As part of my ongoing practice, these experiences in landscapes and communities have spilled over into further works made in a studio on paper, installation, video or digital media. As a principle of practice, I have removed all constraints and allowed place and context to dictate what and how I produce. This in turn has allowed me to collaborate with people from all sorts of different disciplines, including scientists, astronomers, farmers, ecologists, clinicians, digital technicians, filmmakers, printmakers and fabricators. My one regret is that this large body of interior work has as yet no reliable outlet to the world of art and a bigger audience. That said, I am still often invited to make work and installations in museums and art spaces worldwide, despite being unrepresented by any one dealer or gallery.
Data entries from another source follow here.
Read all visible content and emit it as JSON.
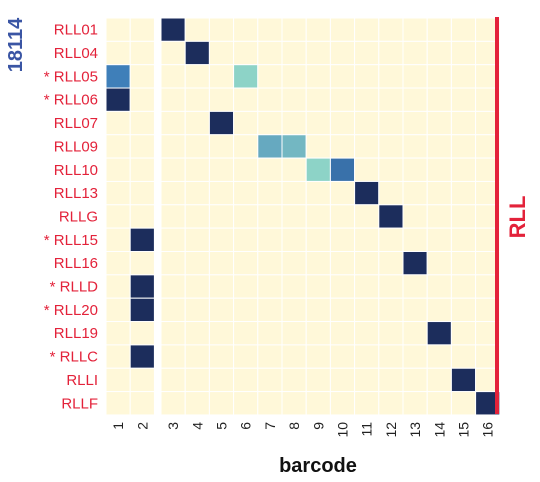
{
  "chart_data": {
    "type": "heatmap",
    "xlabel": "barcode",
    "sample_label": "18114",
    "group_label": "RLL",
    "columns": [
      "1",
      "2",
      "3",
      "4",
      "5",
      "6",
      "7",
      "8",
      "9",
      "10",
      "11",
      "12",
      "13",
      "14",
      "15",
      "16"
    ],
    "rows": [
      "RLL01",
      "RLL04",
      "* RLL05",
      "* RLL06",
      "RLL07",
      "RLL09",
      "RLL10",
      "RLL13",
      "RLLG",
      "* RLL15",
      "RLL16",
      "* RLLD",
      "* RLL20",
      "RLL19",
      "* RLLC",
      "RLLI",
      "RLLF"
    ],
    "cells": [
      {
        "row": 0,
        "col": 2,
        "value": 1.0
      },
      {
        "row": 1,
        "col": 3,
        "value": 1.0
      },
      {
        "row": 2,
        "col": 0,
        "value": 0.7
      },
      {
        "row": 2,
        "col": 5,
        "value": 0.4
      },
      {
        "row": 3,
        "col": 0,
        "value": 1.0
      },
      {
        "row": 4,
        "col": 4,
        "value": 1.0
      },
      {
        "row": 5,
        "col": 6,
        "value": 0.55
      },
      {
        "row": 5,
        "col": 7,
        "value": 0.5
      },
      {
        "row": 6,
        "col": 8,
        "value": 0.4
      },
      {
        "row": 6,
        "col": 9,
        "value": 0.75
      },
      {
        "row": 7,
        "col": 10,
        "value": 1.0
      },
      {
        "row": 8,
        "col": 11,
        "value": 1.0
      },
      {
        "row": 9,
        "col": 1,
        "value": 1.0
      },
      {
        "row": 10,
        "col": 12,
        "value": 1.0
      },
      {
        "row": 11,
        "col": 1,
        "value": 1.0
      },
      {
        "row": 12,
        "col": 1,
        "value": 1.0
      },
      {
        "row": 13,
        "col": 13,
        "value": 1.0
      },
      {
        "row": 14,
        "col": 1,
        "value": 1.0
      },
      {
        "row": 15,
        "col": 14,
        "value": 1.0
      },
      {
        "row": 16,
        "col": 15,
        "value": 1.0
      }
    ],
    "value_range": [
      0,
      1
    ],
    "colors": {
      "background": "#fff8d9",
      "gridline": "#ffffff",
      "low": "#8dd3c7",
      "mid": "#3f7fb9",
      "high": "#1c2d5c",
      "row_label": "#e3223a",
      "sample_label": "#3a55a4",
      "group_bar": "#e3223a"
    },
    "column_split_after": 2,
    "grid": true,
    "legend": "none"
  }
}
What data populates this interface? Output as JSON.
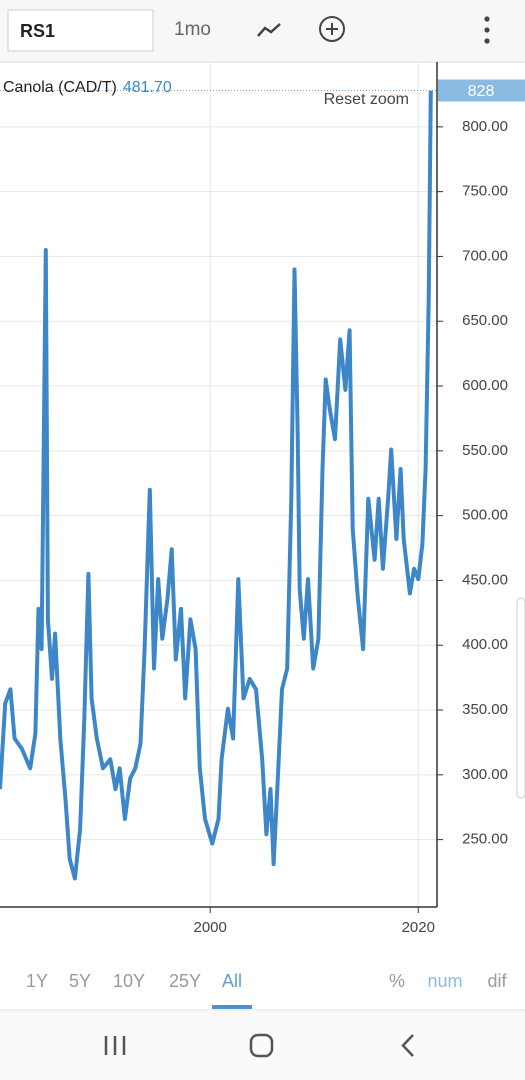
{
  "toolbar": {
    "symbol": "RS1",
    "interval": "1mo"
  },
  "range_tabs": [
    "1Y",
    "5Y",
    "10Y",
    "25Y",
    "All"
  ],
  "active_tab": 4,
  "mode_tabs": [
    "%",
    "num",
    "dif"
  ],
  "legend": {
    "name": "Canola (CAD/T)",
    "value": "481.70"
  },
  "reset_zoom": "Reset zoom",
  "chart_data": {
    "type": "line",
    "x": [
      1979.8,
      1980.3,
      1980.8,
      1981.2,
      1981.9,
      1982.7,
      1983.2,
      1983.5,
      1983.8,
      1984.2,
      1984.4,
      1984.8,
      1985.1,
      1985.6,
      1986.1,
      1986.5,
      1987.0,
      1987.5,
      1987.9,
      1988.3,
      1988.6,
      1989.1,
      1989.7,
      1990.4,
      1990.9,
      1991.3,
      1991.8,
      1992.3,
      1992.8,
      1993.3,
      1993.7,
      1994.2,
      1994.6,
      1995.0,
      1995.4,
      1995.9,
      1996.3,
      1996.7,
      1997.2,
      1997.6,
      1998.1,
      1998.6,
      1999.0,
      1999.5,
      2000.2,
      2000.8,
      2001.1,
      2001.7,
      2002.2,
      2002.7,
      2003.2,
      2003.8,
      2004.4,
      2005.0,
      2005.4,
      2005.8,
      2006.1,
      2006.5,
      2006.9,
      2007.4,
      2007.8,
      2008.1,
      2008.4,
      2008.6,
      2009.0,
      2009.4,
      2009.9,
      2010.4,
      2010.8,
      2011.1,
      2011.5,
      2012.0,
      2012.5,
      2013.0,
      2013.4,
      2013.7,
      2014.2,
      2014.7,
      2015.2,
      2015.8,
      2016.2,
      2016.6,
      2017.1,
      2017.4,
      2017.9,
      2018.3,
      2018.6,
      2019.2,
      2019.6,
      2020.0,
      2020.4,
      2020.7,
      2021.0,
      2021.2
    ],
    "series": [
      {
        "name": "Canola (CAD/T)",
        "color": "#3d87c9",
        "values": [
          289,
          355,
          366,
          328,
          320,
          305,
          332,
          428,
          397,
          705,
          420,
          374,
          409,
          328,
          281,
          235,
          220,
          258,
          343,
          455,
          359,
          328,
          305,
          312,
          289,
          305,
          266,
          297,
          305,
          324,
          397,
          520,
          382,
          451,
          405,
          436,
          474,
          389,
          428,
          359,
          420,
          397,
          305,
          266,
          247,
          266,
          312,
          351,
          328,
          451,
          359,
          374,
          366,
          312,
          254,
          289,
          231,
          297,
          366,
          382,
          513,
          690,
          567,
          443,
          405,
          451,
          382,
          405,
          536,
          605,
          582,
          559,
          636,
          597,
          643,
          490,
          436,
          397,
          513,
          466,
          513,
          459,
          513,
          551,
          482,
          536,
          482,
          440,
          459,
          451,
          478,
          536,
          667,
          828
        ]
      }
    ],
    "last_value": 828,
    "xlim": [
      1979.8,
      2021.8
    ],
    "xticks": [
      2000,
      2020
    ],
    "ylim": [
      198,
      840
    ],
    "yticks": [
      {
        "value": 250,
        "label": "250.00"
      },
      {
        "value": 300,
        "label": "300.00"
      },
      {
        "value": 350,
        "label": "350.00"
      },
      {
        "value": 400,
        "label": "400.00"
      },
      {
        "value": 450,
        "label": "450.00"
      },
      {
        "value": 500,
        "label": "500.00"
      },
      {
        "value": 550,
        "label": "550.00"
      },
      {
        "value": 600,
        "label": "600.00"
      },
      {
        "value": 650,
        "label": "650.00"
      },
      {
        "value": 700,
        "label": "700.00"
      },
      {
        "value": 750,
        "label": "750.00"
      },
      {
        "value": 800,
        "label": "800.00"
      }
    ],
    "grid": true
  }
}
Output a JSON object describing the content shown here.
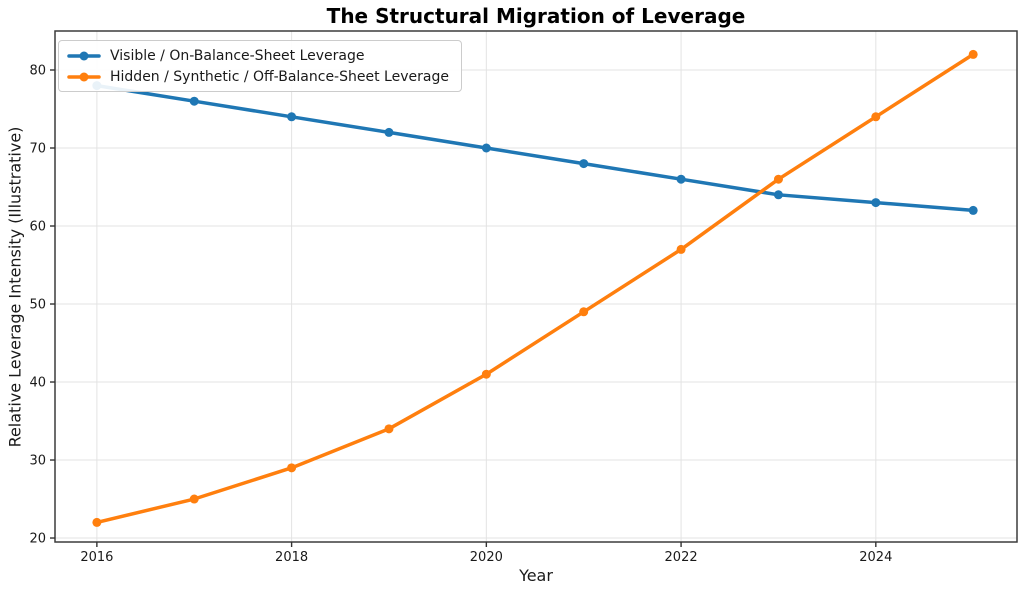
{
  "chart_data": {
    "type": "line",
    "title": "The Structural Migration of Leverage",
    "xlabel": "Year",
    "ylabel": "Relative Leverage Intensity (Illustrative)",
    "x": [
      2016,
      2017,
      2018,
      2019,
      2020,
      2021,
      2022,
      2023,
      2024,
      2025
    ],
    "series": [
      {
        "name": "Visible / On-Balance-Sheet Leverage",
        "color": "#1f77b4",
        "values": [
          78,
          76,
          74,
          72,
          70,
          68,
          66,
          64,
          63,
          62
        ]
      },
      {
        "name": "Hidden / Synthetic / Off-Balance-Sheet Leverage",
        "color": "#ff7f0e",
        "values": [
          22,
          25,
          29,
          34,
          41,
          49,
          57,
          66,
          74,
          82
        ]
      }
    ],
    "x_ticks": [
      2016,
      2018,
      2020,
      2022,
      2024
    ],
    "y_ticks": [
      20,
      30,
      40,
      50,
      60,
      70,
      80
    ],
    "xlim": [
      2015.57,
      2025.45
    ],
    "ylim": [
      19.49,
      85.0
    ],
    "grid": true,
    "legend_position": "upper-left",
    "style": {
      "grid_color": "#e3e3e3",
      "spine_color": "#3c3c3c",
      "tick_color": "#333333",
      "tick_label_color": "#1a1a1a",
      "line_width": 3.5,
      "marker_radius": 4.5
    }
  }
}
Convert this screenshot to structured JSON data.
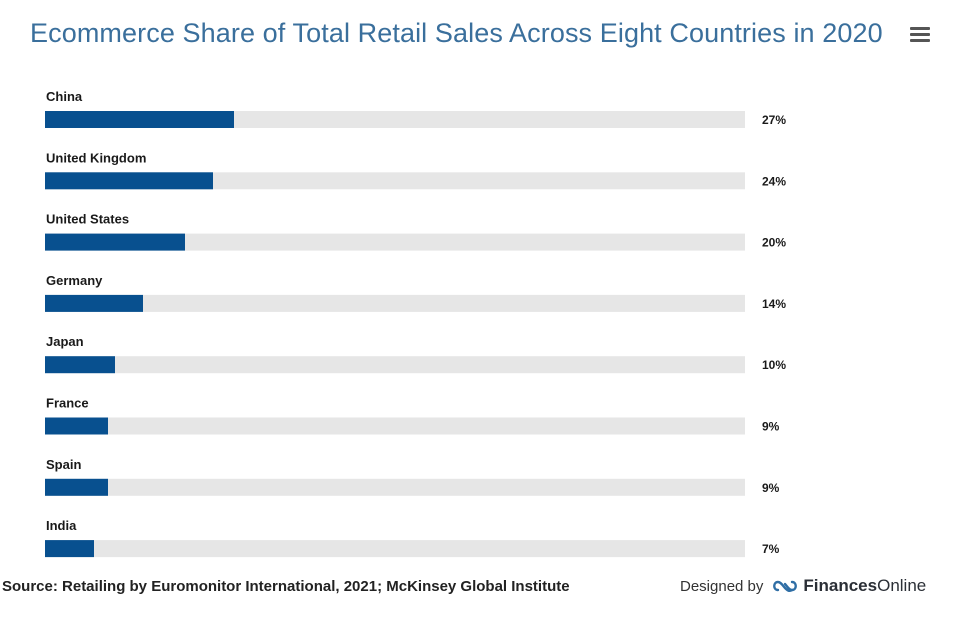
{
  "header": {
    "title": "Ecommerce Share of Total Retail Sales Across Eight Countries in 2020"
  },
  "footer": {
    "source": "Source: Retailing by Euromonitor International, 2021; McKinsey Global Institute",
    "designed_by": "Designed by",
    "brand_bold": "Finances",
    "brand_regular": "Online"
  },
  "colors": {
    "bar": "#08508f",
    "track": "#e6e6e6",
    "title": "#3a6f9c"
  },
  "icons": {
    "menu": "hamburger-menu-icon",
    "brand": "finances-online-logo-icon"
  },
  "chart_data": {
    "type": "bar",
    "orientation": "horizontal",
    "title": "Ecommerce Share of Total Retail Sales Across Eight Countries in 2020",
    "categories": [
      "China",
      "United Kingdom",
      "United States",
      "Germany",
      "Japan",
      "France",
      "Spain",
      "India"
    ],
    "values": [
      27,
      24,
      20,
      14,
      10,
      9,
      9,
      7
    ],
    "value_labels": [
      "27%",
      "24%",
      "20%",
      "14%",
      "10%",
      "9%",
      "9%",
      "7%"
    ],
    "unit": "%",
    "xlim": [
      0,
      100
    ],
    "grid": false,
    "legend": "none"
  }
}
These experiences have been seminal, both exciting and humbling.
In 2008, I was invited by the Nevada Museum of Art to make a show about Nevada itself, in collaboration with the Forsite Foundation in San Francisco. Having just returned from making work in collaboration with scientists in the cold deserts of Antarctica, it seemed like a good idea to look at a hot desert. The idea was that I should make an element of the show in the gold-mining area of California and bring aspects of that into the museum. In the end because Nevada is home to the Nuclear Test Site and because of the ongoing mistreatment of indigenous peoples and the landscape that has been theirs for millennia, I decided to make a show about the use and abuse of land. It was called Mushrooms | Clouds and made use of my own continuing fascination with mushrooms as a symbol of life, death and regeneration. All of the work was researched and made in three weeks and involved collaborations with soil biologists and cloud scientists of the Desert Research Institute working on the Test Site, the small gold-mining community of Nevada City, the Paiute peoples of Pyramid Lake and the museum community of Reno. I was even invited on a tour of the Test Site itself led by former nuclear workers. This experience eventually brought me to the deserts of Central Australia to talk to a group of Native Australians about how it might be possible to use art as a way of protesting about the devastating effects of uranium mining on land, water and people.
The one thing I have discovered is that if you make work about land you are making a political statement as well as an aesthetic one. It is a point of contact and conflict with how we live now on a fragile earth. I know that there are many artists working within the dealer/museum system who have had many such experiences as I have, but wherever I go the practice of working within a wider culture has thrown up many experiences that I would never have had if I had continued within narrower confines. For that I am truly grateful.
I am now in the late phase of an art practice. I am still invited to make large works outside. With these I still have to be physically involved because they are mostly organic works and decisions have to be made on the spot. They are, however, physically draining and my hunch is that this practice will inevitably have to wind down. I still have two cloud chambers I want to make and I would like to work more with scientists. But in the place of public works outside I would like to make more reflective two-dimensional works—works on paper and video and installation. For this I need art spaces inside, so I sense that my practice will have to come full circle and I may need to re-enter the art market.